A filehandle is an internal name for an external file. It is the job of the open function to make the association between the internal name and the external name, and it is the job of the close function to break that association.
For your convenience, Perl sets up a few special filehandles that are already open when you run. These include STDIN , STDOUT , STDERR , and ARGV . Since those are pre-opened, you can use them right away without having to go to the trouble of opening them yourself:



 print STDERR "This is a debugging message.\n";
 print STDOUT "Please enter something: ";
 $response = <STDIN> // die "how come no input?";
 print STDOUT "Thank you!\n";
 while (<ARGV>) { ... }

Output Handles

STDOUT and STDERR are output handles, and STDIN and ARGV are input handles. They are in all capital letters because they are reserved words in Perl, much like the
  1. @ARGV array and
  2. %ENV hash
are.
Their external associations were set up by your shell.
You will need to open every other filehandle on your own. Although there are many variants, the most common way to call Perl's open() function is with three arguments and one return value:

OK = open(HANDLE, MODE, PATHNAME)

The following definitions hold:
  1. OK : will be some defined value if the open succeeds, but undef if it fails;
  2. HANDLE: should be an undefined scalar variable to be filled in by the open function if it succeeds;
  3. MODE : is the access mode and the encoding format to open the file with;
  4. PATHNAME : is the external name of the file you want opened.
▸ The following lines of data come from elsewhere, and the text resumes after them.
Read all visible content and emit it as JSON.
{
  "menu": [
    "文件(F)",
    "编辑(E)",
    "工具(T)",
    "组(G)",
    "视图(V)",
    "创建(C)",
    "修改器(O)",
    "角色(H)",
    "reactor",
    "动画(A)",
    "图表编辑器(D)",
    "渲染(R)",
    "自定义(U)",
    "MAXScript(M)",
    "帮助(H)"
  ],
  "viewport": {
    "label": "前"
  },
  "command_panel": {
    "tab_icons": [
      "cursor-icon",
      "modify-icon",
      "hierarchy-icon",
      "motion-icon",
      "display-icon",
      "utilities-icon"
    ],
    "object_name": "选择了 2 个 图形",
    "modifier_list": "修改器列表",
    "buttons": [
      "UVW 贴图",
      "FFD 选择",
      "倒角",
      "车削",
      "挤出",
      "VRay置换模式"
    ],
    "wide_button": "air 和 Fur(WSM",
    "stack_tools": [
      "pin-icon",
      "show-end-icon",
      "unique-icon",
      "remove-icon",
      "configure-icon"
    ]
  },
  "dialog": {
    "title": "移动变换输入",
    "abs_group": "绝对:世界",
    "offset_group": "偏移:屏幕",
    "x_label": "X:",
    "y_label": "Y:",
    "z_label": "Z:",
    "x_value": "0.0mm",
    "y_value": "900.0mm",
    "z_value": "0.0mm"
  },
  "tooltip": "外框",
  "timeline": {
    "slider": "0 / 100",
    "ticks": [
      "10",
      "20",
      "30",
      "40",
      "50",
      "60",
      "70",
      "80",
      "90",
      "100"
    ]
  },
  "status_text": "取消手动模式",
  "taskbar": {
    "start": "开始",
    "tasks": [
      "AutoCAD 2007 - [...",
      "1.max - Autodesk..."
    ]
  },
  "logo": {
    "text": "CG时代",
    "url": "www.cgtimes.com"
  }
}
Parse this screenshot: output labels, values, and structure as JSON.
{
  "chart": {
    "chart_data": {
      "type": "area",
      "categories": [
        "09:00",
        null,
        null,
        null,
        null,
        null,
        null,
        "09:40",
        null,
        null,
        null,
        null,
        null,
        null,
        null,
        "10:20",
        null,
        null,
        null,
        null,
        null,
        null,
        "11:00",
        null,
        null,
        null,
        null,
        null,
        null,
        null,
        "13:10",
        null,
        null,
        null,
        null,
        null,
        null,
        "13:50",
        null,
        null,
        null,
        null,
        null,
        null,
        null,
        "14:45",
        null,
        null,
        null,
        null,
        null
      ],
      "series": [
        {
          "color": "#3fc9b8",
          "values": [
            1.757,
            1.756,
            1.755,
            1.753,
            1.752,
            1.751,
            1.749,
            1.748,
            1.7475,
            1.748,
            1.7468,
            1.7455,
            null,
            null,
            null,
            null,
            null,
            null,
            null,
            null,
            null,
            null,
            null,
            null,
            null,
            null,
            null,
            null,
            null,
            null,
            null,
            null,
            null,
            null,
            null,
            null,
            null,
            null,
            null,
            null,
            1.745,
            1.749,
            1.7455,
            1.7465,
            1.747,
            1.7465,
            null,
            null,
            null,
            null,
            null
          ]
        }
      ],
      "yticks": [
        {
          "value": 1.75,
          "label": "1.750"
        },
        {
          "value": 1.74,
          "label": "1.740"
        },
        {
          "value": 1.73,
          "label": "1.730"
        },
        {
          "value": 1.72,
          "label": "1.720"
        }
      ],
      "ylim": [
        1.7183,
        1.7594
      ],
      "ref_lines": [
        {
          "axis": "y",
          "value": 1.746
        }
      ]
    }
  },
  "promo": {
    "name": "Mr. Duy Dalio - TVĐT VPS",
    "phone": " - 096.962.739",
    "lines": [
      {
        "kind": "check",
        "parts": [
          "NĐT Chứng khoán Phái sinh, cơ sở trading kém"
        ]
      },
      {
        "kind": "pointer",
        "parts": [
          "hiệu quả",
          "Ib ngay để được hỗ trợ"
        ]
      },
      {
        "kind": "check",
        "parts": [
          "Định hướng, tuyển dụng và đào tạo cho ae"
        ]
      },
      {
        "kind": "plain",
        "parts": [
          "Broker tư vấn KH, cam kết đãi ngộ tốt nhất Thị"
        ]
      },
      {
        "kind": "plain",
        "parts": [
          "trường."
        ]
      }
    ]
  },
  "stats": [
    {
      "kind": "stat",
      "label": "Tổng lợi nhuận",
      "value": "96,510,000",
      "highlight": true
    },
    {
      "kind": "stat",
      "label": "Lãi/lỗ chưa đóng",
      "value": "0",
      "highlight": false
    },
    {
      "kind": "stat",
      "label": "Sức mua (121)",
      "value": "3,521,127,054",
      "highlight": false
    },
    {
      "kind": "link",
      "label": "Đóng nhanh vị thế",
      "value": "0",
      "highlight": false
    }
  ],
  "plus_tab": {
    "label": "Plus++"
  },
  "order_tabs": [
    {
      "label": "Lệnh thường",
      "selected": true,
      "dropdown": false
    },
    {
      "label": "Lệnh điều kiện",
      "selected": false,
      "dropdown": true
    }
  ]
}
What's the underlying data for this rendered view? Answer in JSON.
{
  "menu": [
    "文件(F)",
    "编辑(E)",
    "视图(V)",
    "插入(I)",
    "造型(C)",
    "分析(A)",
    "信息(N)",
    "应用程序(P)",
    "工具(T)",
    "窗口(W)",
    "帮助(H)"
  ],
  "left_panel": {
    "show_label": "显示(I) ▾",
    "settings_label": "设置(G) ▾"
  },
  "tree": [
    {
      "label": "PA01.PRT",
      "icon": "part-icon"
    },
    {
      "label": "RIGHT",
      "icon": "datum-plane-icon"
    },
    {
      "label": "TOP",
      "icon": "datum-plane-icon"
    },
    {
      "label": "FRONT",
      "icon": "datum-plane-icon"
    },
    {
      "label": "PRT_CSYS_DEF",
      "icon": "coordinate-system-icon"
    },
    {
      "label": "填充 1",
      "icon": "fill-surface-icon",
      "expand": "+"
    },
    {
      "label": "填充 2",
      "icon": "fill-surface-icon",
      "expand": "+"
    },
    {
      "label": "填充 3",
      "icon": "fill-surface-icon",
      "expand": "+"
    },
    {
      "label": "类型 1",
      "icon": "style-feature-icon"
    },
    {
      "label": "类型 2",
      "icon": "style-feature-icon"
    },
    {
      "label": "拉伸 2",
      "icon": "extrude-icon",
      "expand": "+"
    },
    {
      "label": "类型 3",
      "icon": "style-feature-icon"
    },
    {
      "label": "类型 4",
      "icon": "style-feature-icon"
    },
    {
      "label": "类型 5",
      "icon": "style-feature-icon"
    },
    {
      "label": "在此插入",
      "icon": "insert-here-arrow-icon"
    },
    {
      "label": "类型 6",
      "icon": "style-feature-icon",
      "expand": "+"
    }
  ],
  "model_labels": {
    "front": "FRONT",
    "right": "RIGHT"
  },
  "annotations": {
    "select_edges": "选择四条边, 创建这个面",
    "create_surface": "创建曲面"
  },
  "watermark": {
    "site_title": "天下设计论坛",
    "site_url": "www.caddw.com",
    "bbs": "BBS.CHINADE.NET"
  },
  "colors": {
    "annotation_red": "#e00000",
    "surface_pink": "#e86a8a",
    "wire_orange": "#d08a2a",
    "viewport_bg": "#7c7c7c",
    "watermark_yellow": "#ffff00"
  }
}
Interprocess Communication

The ability to control or interact with another process is called interprocess communication (IPC). It can take many different forms, from reading or writing information from or to another process, through to terminating or restarting processes, all the way to exchanging large volumes of information between two or more processes. There are many different ways of doing this by using internal methods, such as open, and external methods that make use of the networking techniques. Network communication is expensive resource-wise, and is probably overkill for many solutions that simply require a conduit for exchanging small pieces of discrete data. Most of the solutions center around the use of pipes, which, as the name suggests, provide the necessary conduit for data exchange. Unix users will be familiar with the use of pipes, and Windows users will probably have used them without realizing.
In this module, we will look at all the different facilities built into Perl for interprocess communication. This will include process creation, control, and communication to allow you to interact with other processes. We´┐Żll also look at the signal system, supported under most platforms as a way of signaling a specific state to a process, and then look at some IPC-specific techniques.